Media Guardian looks set to be next casualty of digital

Past and future: this week's Media Guardian & last week's side by sideThe Guardian’s media section, Media Guardian, is shrinking and looks like another casualty of digital as today the once stand alone section is reduced to two pages of editorial and two pages of jobs inserted inside the main paper.

Not quite even two pages of jobs — two of those are house ads.

There have been rumours for a while that the section could go online only as the jobs market, which has always sustained the regular Monday supplement, disappears from print and the Guardian looks to further reduce costs. Losses recently hit £33m and more cuts need to be made to the tune of £25m, according to recent reports.

That it has survived this long is an achievement in itself. It has outlasted Haymarket’s Media Week by a year and a half. Media Week went online only in November 2009.

The move of the Media Guardian section into the main paper follows the Guardian announcing its ‘Digital First’ strategy in June. That was swiftly followed by the axing of the Guardian’s international print edition.

All is another sign of the gradual, and continual shrinkage of print; slowly to begin with, but quicker now. As other print titles disappear from the media landscape. Centaur’s New Media Age another casualty.

When the Guardian announced its digital first strategy editor Alan Rusbridger said that readers no longer read newspapers in the same way and that as many as half of Guardian’s readers waited until the evening to read it as breaking news was obtained from the web and mobile. That begs the question: why publish in the same way?

If there are no job ads to support Media Guardian then its time as a printed supplement or a section might come to a close very soon — although the Guardian did tweet me at 1100 to say it would be back on August 22, but I wouldn’t back on it being back for good.

The shrinking Media Guardian comes as the Telegraph reports this morning that more job cuts could on the way at Trinity Mirror — with many of those going across its regional and national newspaper business being journalists.

“The move is likely to trigger job losses, a large number of which would be journalists, although sources said that synergies such as outsourcing were also being explored and job cuts were not the only solution.

“Earlier this year, the company, which has been through a series of cuts, increased its cost savings target for the year to £15m. That could now be increased by around another £10m,” the Telegraph reports.

  • Owen Blacker

    Whilst it may well be that the Media Guardian is going to follow its sister supplements like the Technology Guardian into the realms of digital-only, isn’t it relatively normal for the supplements to be pretty light and incorporated into the main paper over summer, when there is less content for the supplements?

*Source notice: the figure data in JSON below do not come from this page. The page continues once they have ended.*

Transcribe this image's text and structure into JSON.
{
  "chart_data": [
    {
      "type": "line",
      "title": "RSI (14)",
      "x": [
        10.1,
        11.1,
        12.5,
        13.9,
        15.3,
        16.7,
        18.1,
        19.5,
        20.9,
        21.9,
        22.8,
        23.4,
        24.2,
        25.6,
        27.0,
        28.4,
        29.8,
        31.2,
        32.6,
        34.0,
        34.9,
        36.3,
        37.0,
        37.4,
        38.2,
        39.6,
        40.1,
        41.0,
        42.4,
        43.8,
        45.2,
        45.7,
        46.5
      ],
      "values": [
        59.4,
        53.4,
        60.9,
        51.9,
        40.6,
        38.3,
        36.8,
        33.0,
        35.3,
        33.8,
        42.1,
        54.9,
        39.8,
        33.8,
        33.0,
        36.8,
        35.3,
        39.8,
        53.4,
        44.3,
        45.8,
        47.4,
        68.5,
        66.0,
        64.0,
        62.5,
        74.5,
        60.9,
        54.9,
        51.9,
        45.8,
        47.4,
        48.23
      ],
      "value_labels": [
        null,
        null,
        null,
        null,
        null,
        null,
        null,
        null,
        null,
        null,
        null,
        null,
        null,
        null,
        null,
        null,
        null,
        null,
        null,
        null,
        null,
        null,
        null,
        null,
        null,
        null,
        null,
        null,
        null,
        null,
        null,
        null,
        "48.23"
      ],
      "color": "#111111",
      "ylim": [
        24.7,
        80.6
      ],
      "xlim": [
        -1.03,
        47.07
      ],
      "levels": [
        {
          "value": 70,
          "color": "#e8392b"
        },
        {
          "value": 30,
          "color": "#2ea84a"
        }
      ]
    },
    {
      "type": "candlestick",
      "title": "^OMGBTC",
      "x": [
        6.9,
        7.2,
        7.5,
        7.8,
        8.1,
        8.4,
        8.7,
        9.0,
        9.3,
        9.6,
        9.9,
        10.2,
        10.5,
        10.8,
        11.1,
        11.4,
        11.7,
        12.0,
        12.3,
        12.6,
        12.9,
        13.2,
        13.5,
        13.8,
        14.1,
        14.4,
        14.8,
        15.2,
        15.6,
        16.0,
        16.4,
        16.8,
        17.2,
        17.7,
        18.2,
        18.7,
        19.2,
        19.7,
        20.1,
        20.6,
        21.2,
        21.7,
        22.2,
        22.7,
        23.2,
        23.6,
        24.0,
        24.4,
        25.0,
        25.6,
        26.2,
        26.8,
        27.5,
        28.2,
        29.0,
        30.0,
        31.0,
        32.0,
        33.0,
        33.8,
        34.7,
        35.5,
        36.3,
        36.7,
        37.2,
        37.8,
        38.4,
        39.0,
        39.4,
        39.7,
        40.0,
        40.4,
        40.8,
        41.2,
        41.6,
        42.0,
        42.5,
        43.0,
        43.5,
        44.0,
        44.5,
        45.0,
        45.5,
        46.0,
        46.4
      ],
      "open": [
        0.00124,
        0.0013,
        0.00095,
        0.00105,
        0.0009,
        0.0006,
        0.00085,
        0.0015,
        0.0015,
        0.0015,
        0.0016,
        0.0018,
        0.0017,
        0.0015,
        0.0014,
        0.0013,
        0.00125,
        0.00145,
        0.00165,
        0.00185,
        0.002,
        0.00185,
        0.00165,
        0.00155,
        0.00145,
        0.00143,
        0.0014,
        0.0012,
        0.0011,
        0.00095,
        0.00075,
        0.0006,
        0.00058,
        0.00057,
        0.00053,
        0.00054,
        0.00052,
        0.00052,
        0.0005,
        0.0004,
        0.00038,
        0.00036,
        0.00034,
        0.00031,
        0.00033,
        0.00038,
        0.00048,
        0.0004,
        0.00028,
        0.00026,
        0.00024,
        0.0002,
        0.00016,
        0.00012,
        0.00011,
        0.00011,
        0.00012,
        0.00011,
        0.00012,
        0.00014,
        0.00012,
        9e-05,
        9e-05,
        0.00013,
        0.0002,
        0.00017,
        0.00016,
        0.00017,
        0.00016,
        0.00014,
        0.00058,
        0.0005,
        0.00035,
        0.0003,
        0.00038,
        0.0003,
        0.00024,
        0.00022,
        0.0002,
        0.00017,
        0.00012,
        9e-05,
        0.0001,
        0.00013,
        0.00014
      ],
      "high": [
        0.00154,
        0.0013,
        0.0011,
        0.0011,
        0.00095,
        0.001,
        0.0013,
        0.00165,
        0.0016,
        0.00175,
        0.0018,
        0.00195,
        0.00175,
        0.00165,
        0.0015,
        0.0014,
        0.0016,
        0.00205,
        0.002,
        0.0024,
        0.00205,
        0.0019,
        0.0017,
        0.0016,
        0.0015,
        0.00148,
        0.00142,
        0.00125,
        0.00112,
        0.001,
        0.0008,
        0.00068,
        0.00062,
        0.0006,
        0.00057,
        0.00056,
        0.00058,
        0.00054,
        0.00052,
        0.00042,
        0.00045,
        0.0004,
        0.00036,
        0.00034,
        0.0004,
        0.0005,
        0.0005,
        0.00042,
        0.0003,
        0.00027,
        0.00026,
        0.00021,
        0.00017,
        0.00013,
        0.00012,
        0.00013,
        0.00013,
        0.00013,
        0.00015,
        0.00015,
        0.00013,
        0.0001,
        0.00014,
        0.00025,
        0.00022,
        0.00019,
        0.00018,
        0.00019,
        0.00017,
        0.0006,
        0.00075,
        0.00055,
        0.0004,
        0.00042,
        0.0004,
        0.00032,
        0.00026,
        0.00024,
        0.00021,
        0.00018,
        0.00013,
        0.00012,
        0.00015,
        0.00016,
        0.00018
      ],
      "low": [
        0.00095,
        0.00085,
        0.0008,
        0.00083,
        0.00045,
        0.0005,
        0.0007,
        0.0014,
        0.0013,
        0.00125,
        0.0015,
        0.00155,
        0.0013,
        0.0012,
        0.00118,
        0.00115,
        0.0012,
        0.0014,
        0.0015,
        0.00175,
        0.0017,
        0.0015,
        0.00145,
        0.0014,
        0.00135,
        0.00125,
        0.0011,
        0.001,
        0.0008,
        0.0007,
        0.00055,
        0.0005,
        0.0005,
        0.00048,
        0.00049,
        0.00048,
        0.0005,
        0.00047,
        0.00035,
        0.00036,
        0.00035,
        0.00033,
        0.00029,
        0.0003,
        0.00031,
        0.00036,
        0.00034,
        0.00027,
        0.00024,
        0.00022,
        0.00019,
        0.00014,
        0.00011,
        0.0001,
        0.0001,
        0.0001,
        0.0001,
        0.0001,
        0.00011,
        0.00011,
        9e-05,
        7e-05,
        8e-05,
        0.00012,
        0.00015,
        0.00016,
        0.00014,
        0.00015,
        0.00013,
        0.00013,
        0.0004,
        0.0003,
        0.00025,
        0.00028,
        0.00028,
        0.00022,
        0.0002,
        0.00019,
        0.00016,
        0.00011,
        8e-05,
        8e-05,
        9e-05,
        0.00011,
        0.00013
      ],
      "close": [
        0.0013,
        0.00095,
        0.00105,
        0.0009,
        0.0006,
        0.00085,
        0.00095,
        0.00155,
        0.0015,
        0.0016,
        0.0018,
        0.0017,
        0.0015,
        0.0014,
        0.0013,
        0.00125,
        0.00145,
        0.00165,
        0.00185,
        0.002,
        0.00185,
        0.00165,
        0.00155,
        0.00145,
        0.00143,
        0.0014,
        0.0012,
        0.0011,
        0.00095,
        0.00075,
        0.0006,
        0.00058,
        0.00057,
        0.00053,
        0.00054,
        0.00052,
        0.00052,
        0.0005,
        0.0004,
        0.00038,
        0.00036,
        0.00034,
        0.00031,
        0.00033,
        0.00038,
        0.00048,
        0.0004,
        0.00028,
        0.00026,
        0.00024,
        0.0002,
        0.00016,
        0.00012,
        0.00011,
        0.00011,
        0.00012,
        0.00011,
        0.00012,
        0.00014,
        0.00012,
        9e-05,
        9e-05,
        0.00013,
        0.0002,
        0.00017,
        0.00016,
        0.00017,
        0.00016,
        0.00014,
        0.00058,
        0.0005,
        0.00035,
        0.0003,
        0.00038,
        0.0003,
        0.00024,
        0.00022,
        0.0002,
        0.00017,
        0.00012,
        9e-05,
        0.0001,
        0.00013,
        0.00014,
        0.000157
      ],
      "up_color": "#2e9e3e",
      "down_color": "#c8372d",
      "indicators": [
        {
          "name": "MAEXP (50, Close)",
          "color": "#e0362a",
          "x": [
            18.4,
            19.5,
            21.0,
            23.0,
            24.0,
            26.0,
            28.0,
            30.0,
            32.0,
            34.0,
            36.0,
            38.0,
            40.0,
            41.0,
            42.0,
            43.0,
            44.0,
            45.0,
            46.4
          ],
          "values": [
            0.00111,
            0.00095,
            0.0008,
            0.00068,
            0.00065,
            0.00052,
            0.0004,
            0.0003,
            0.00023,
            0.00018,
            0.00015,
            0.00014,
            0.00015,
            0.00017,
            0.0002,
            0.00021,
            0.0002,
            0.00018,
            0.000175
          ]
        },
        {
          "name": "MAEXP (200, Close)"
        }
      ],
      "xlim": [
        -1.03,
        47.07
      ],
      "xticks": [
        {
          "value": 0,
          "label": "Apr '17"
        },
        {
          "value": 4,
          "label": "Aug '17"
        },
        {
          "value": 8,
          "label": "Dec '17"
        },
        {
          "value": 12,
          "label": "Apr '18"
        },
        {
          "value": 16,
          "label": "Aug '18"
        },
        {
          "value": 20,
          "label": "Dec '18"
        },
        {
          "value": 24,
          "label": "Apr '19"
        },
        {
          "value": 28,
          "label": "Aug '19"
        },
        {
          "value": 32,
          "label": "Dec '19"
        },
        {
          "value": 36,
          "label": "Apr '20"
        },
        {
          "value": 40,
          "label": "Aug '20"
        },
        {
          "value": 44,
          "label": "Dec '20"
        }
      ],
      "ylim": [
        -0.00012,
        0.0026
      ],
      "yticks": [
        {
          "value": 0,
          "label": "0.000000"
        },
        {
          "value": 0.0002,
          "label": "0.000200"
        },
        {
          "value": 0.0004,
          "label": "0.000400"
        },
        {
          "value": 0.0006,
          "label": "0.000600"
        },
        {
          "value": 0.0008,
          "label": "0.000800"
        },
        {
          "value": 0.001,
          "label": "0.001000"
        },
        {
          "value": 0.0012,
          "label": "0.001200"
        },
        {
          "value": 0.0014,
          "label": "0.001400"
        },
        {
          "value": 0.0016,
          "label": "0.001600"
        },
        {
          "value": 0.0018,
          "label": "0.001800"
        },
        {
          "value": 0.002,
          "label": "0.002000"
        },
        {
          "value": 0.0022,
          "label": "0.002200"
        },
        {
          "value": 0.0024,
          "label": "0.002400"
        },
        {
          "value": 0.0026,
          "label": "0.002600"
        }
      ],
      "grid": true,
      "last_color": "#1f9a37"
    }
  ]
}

    That said, of course, what with a private investigator appearing to blackmail Louise Mensch MP last week, after the select committee hearings into #hackgate, it seems odd that there wouldn’t be more content this week…

  • Keith Trivitt

    If The Guardian has found that, indeed, more than half its readers read the print newspaper in the evening, while using its website in the morning and throughout the day to catch up on more pressing news, that, to me begs the question of why The Guardian doesn’t become an afternoon newspaper, with the print edition focusing more on big, investigative and analysis pieces. why not play into the consumption habits of its readers by refocusing its publishing and appearing at a time in which they are more likely to have time to sit down and read long, analysis pieces, versus the more urgent reading that often comes in the morning.